In Simon's request, however, he contends that both the privacy and security of Florida citizens are at risk under this practice.
"All Floridians, including drivers, have an expectation of privacy," Simon writes. "Selling personal data without notice or permission violates that expectation. Florida drivers do not give their personal, identifying information to the state so it can be sold and re-sold to private companies."
Chances are, that letter has already found its way into the garbage can of the governor's office.

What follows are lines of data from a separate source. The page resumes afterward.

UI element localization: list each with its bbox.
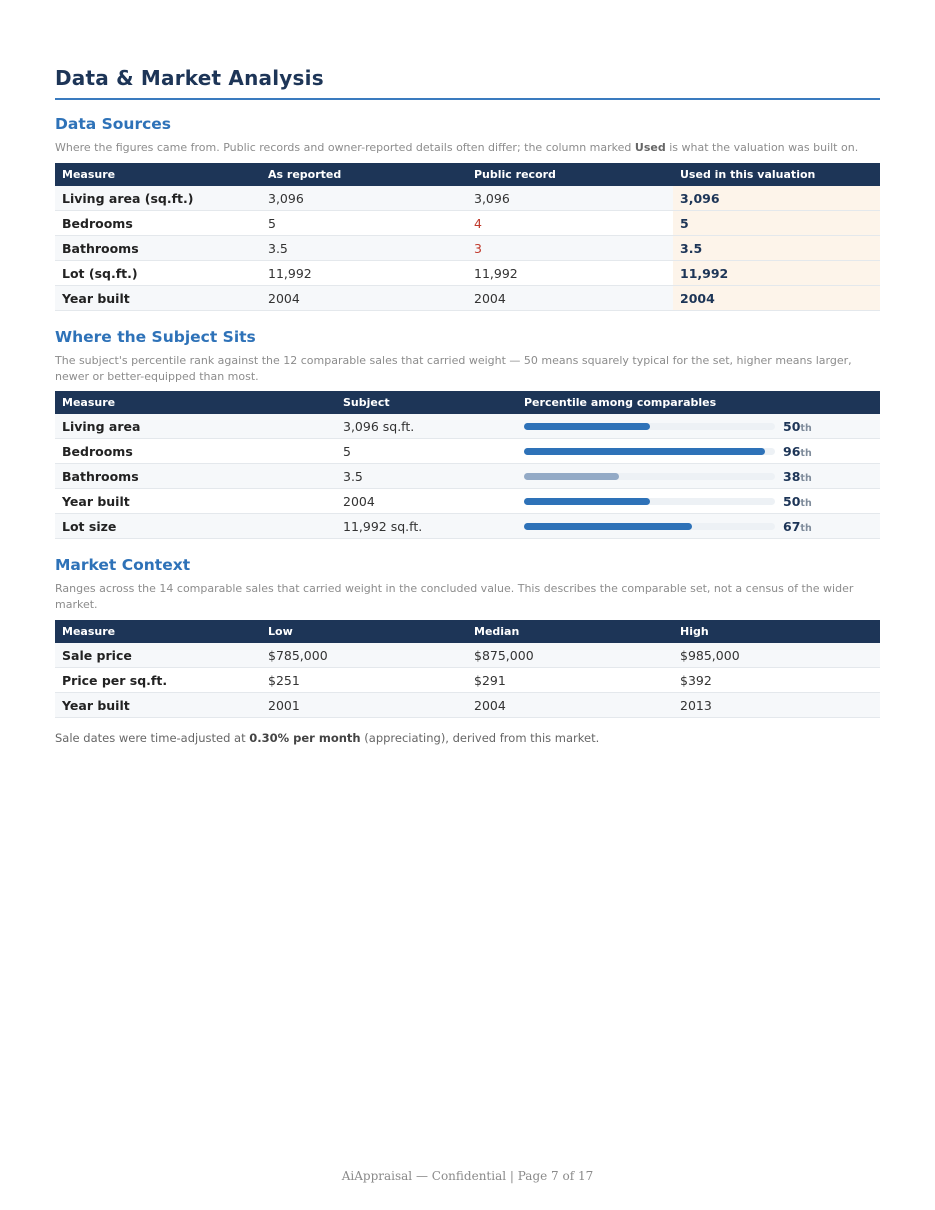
public-record-cell: 4 bbox=[467, 211, 673, 236]
median-cell: $875,000 bbox=[467, 643, 673, 668]
table-row bbox=[55, 286, 880, 311]
column-header: Used in this valuation bbox=[680, 168, 816, 181]
percentile-cell bbox=[517, 414, 880, 439]
high-cell: $392 bbox=[673, 668, 880, 693]
subject-value-cell: 3,096 sq.ft. bbox=[336, 414, 517, 439]
subject-value-cell: 11,992 sq.ft. bbox=[336, 514, 517, 539]
data-sources-note: Where the figures came from. Public records and owner-reported details often differ; the column marked Used is what the valuation was built on. bbox=[55, 141, 859, 154]
table-row bbox=[55, 668, 880, 693]
table-row bbox=[55, 261, 880, 286]
reported-cell: 3.5 bbox=[261, 236, 467, 261]
table-row bbox=[55, 489, 880, 514]
reported-cell: 5 bbox=[261, 211, 467, 236]
table-row bbox=[55, 439, 880, 464]
low-cell: 2001 bbox=[261, 693, 467, 718]
subject-value-cell: 2004 bbox=[336, 489, 517, 514]
percentile-cell bbox=[517, 514, 880, 539]
reported-cell: 2004 bbox=[261, 286, 467, 311]
column-header: Measure bbox=[62, 168, 116, 181]
percentile-cell bbox=[517, 489, 880, 514]
measure-cell: Bathrooms bbox=[55, 464, 336, 489]
reported-cell: 3,096 bbox=[261, 186, 467, 211]
measure-cell: Year built bbox=[55, 489, 336, 514]
reported-cell: 11,992 bbox=[261, 261, 467, 286]
time-adjustment-note: Sale dates were time-adjusted at 0.30% per month (appreciating), derived from this market. bbox=[55, 731, 600, 745]
measure-cell: Bathrooms bbox=[55, 236, 261, 261]
table-header-row bbox=[55, 163, 880, 186]
market-context-note: Ranges across the 14 comparable sales that carried weight in the concluded value. This describes the comparable set, not a census of the wider market. bbox=[55, 582, 854, 611]
title-divider bbox=[55, 98, 880, 100]
market-context-table bbox=[55, 620, 880, 718]
column-header: As reported bbox=[268, 168, 342, 181]
percentile-cell bbox=[517, 464, 880, 489]
table-row bbox=[55, 211, 880, 236]
percentile-bar-fill bbox=[524, 523, 692, 530]
table-row bbox=[55, 186, 880, 211]
table-row bbox=[55, 464, 880, 489]
column-header: Measure bbox=[62, 625, 116, 638]
data-sources-table bbox=[55, 163, 880, 311]
column-header: Subject bbox=[343, 396, 390, 409]
percentile-bar-track bbox=[524, 498, 775, 505]
measure-cell: Lot size bbox=[55, 514, 336, 539]
table-row bbox=[55, 643, 880, 668]
subject-position-heading: Where the Subject Sits bbox=[55, 328, 256, 346]
median-cell: 2004 bbox=[467, 693, 673, 718]
measure-cell: Sale price bbox=[55, 643, 261, 668]
percentile-value: 38th bbox=[783, 468, 812, 484]
percentile-value: 50th bbox=[783, 493, 812, 509]
subject-position-note: The subject's percentile rank against the 12 comparable sales that carried weight — 50 means squarely typical for the set, higher means larger, newer or better-equipped than most. bbox=[55, 354, 852, 383]
public-record-cell: 3,096 bbox=[467, 186, 673, 211]
column-header: Percentile among comparables bbox=[524, 396, 717, 409]
page-footer: AiAppraisal — Confidential | Page 7 of 17 bbox=[341, 1169, 594, 1183]
data-sources-heading: Data Sources bbox=[55, 115, 172, 133]
table-row bbox=[55, 693, 880, 718]
percentile-bar-track bbox=[524, 423, 775, 430]
table-row bbox=[55, 236, 880, 261]
column-header: Measure bbox=[62, 396, 116, 409]
measure-cell: Bedrooms bbox=[55, 439, 336, 464]
measure-cell: Lot (sq.ft.) bbox=[55, 261, 261, 286]
used-value-cell: 2004 bbox=[673, 286, 880, 311]
public-record-cell: 3 bbox=[467, 236, 673, 261]
used-value-cell: 3,096 bbox=[673, 186, 880, 211]
used-value-cell: 11,992 bbox=[673, 261, 880, 286]
measure-cell: Bedrooms bbox=[55, 211, 261, 236]
column-header: High bbox=[680, 625, 709, 638]
percentile-value: 50th bbox=[783, 418, 812, 434]
high-cell: 2013 bbox=[673, 693, 880, 718]
used-value-cell: 3.5 bbox=[673, 236, 880, 261]
public-record-cell: 2004 bbox=[467, 286, 673, 311]
percentile-bar-track bbox=[524, 448, 775, 455]
percentile-bar-track bbox=[524, 473, 775, 480]
percentile-bar-fill bbox=[524, 498, 650, 505]
table-header-row bbox=[55, 391, 880, 414]
column-header: Median bbox=[474, 625, 520, 638]
measure-cell: Year built bbox=[55, 286, 261, 311]
subject-value-cell: 5 bbox=[336, 439, 517, 464]
table-header-row bbox=[55, 620, 880, 643]
percentile-bar-fill bbox=[524, 423, 650, 430]
low-cell: $251 bbox=[261, 668, 467, 693]
percentile-value: 67th bbox=[783, 518, 812, 534]
percentile-value: 96th bbox=[783, 443, 812, 459]
measure-cell: Living area bbox=[55, 414, 336, 439]
percentile-table bbox=[55, 391, 880, 539]
used-value-cell: 5 bbox=[673, 211, 880, 236]
page-title: Data & Market Analysis bbox=[55, 66, 324, 90]
percentile-bar-track bbox=[524, 523, 775, 530]
column-header: Low bbox=[268, 625, 293, 638]
high-cell: $985,000 bbox=[673, 643, 880, 668]
measure-cell: Price per sq.ft. bbox=[55, 668, 261, 693]
low-cell: $785,000 bbox=[261, 643, 467, 668]
percentile-cell bbox=[517, 439, 880, 464]
market-context-heading: Market Context bbox=[55, 556, 191, 574]
subject-value-cell: 3.5 bbox=[336, 464, 517, 489]
table-row bbox=[55, 414, 880, 439]
median-cell: $291 bbox=[467, 668, 673, 693]
percentile-bar-fill bbox=[524, 473, 619, 480]
table-row bbox=[55, 514, 880, 539]
percentile-bar-fill bbox=[524, 448, 765, 455]
measure-cell: Year built bbox=[55, 693, 261, 718]
measure-cell: Living area (sq.ft.) bbox=[55, 186, 261, 211]
public-record-cell: 11,992 bbox=[467, 261, 673, 286]
column-header: Public record bbox=[474, 168, 556, 181]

The sales bring in a solid amount of revenue to the state, and the state wouldn't be directly responsible for misuse of the information, even though it's the source.
On the other hand, Simon says there's no law that requires the state to sell the information -- which the governor's office doesn't exactly agree with.
Scott's spokesman, Lane Wright, told the Miami Herald that the state is actually bound by the Driver Privacy Protection Act to create the exemption for the online database companies.
But just like having sex with animals before the October 1 deadline, Simon says, "Just because the state can do something, does not mean the state should do it."
Simon also asks that the state put notifications and safeguards in place to protect the information that's already been released from being used illegally, although it's probably too late for that anyway.
Regardless, Simon says Scott and his administration aren't making any friends by selling the information.
"Perhaps most importantly, Floridians should be able to trust that their elected and appointed leaders will protect and honor their security and privacy," he says. "Your administration undermines that trust by continuing to allow the transfer of person information such as home addresses and gender to those who are willing to pay for it."